Despite his expertise, Kahan admits that recent times have been tough. “We have pulled back,” he told the Los Angeles Times, citing unfavorable metrics which have made business increasingly difficult.

Developers across California and the nation are facing similar hurdles.

Rising labor and material costs, coupled with stringent local regulations, are making it increasingly difficult for developers to show a profit on recent projects.

However, the most important blow comes from the stagnant — and soaring — cost of borrowing.

With rates of interest on the rise, developers are shelling out extra money to finance their projects, making fewer ventures financially viable.

Preliminary data from the US Census Bureau reveals a stark decline in constructing permits for brand new homes nationwide, with California experiencing a 7% drop in 2023 alone.

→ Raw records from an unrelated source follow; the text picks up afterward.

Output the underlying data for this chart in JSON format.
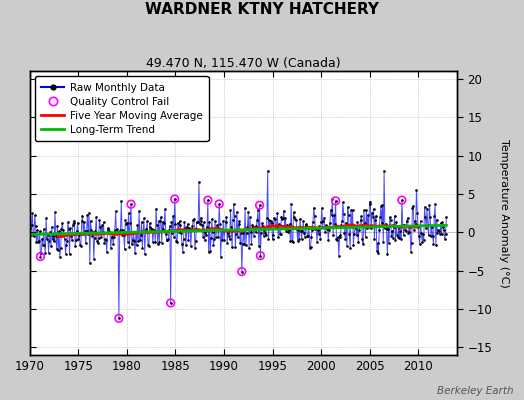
{
  "title": "WARDNER KTNY HATCHERY",
  "subtitle": "49.470 N, 115.470 W (Canada)",
  "ylabel": "Temperature Anomaly (°C)",
  "credit": "Berkeley Earth",
  "xlim": [
    1970,
    2014
  ],
  "ylim": [
    -16,
    21
  ],
  "yticks": [
    -15,
    -10,
    -5,
    0,
    5,
    10,
    15,
    20
  ],
  "xticks": [
    1970,
    1975,
    1980,
    1985,
    1990,
    1995,
    2000,
    2005,
    2010
  ],
  "raw_color": "#0000ff",
  "ma_color": "#ff0000",
  "trend_color": "#00bb00",
  "qc_color": "#ff00ff",
  "plot_bg": "#ffffff",
  "fig_bg": "#cccccc",
  "trend_slope": 0.028,
  "trend_intercept": -0.28,
  "seed": 42
}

Construction in California has dramatically slowed. Image’in – stock.adobe.com

Single-family homes, typically on the market, and multifamily units, predominantly rentals, are each seeing decreases, signaling a worrying trend for the housing market.

Dan Dunmoyer, president of the California Building Industry Assn., attributes much of the decline to cautiousness amongst for-sale home builders, who anticipated a market downturn amid soaring mortgage rates in 2022. However, the anticipated drop in demand didn’t materialize, leaving builders scrambling to catch up.

“Builders type of woke up and realized ‘Oh, it’s just us [selling homes],’” Dunmoyer told the outlet. “But we don’t activate a dime.”

A California construction site as activity slows. JOSH UTLEY – stock.adobe.com

While single-family home construction shows signs of recovery in California, multifamily permits proceed to dwindle.

Rick Palacios Jr., director of research for John Burns Research and Consulting, suggests that the divergence could also be resulting from the provision of other financing options for single-family projects.

“Single-family solid, multifamily weak is a fairly consistent theme across a lot of the country,” Palacios told the LA Times. “You’re hard pressed to seek out a market where developers and investors are gung ho on apartments.”

In Los Angeles, developers face additional challenges, including Measure ULA, a property transfer tax aimed toward funding reasonably priced housing.

Aerial view of a suburban Southern California neighborhood. Justin – stock.adobe.com

The tax, commonly generally known as the “mansion tax,” applies to properties sold for greater than $5 million, adding to the financial burden of developers.

Despite recent efforts by state lawmakers to streamline the housing approval process, developers remain cautious.

Laurie Lustig-Bower, a industrial real estate broker, notes to the outlet that while some landowners are reducing prices to facilitate sales, many are holding out for higher offers.

Looking ahead, developers like Kahan are cautiously optimistic but remain wary of rising costs and unsure market conditions.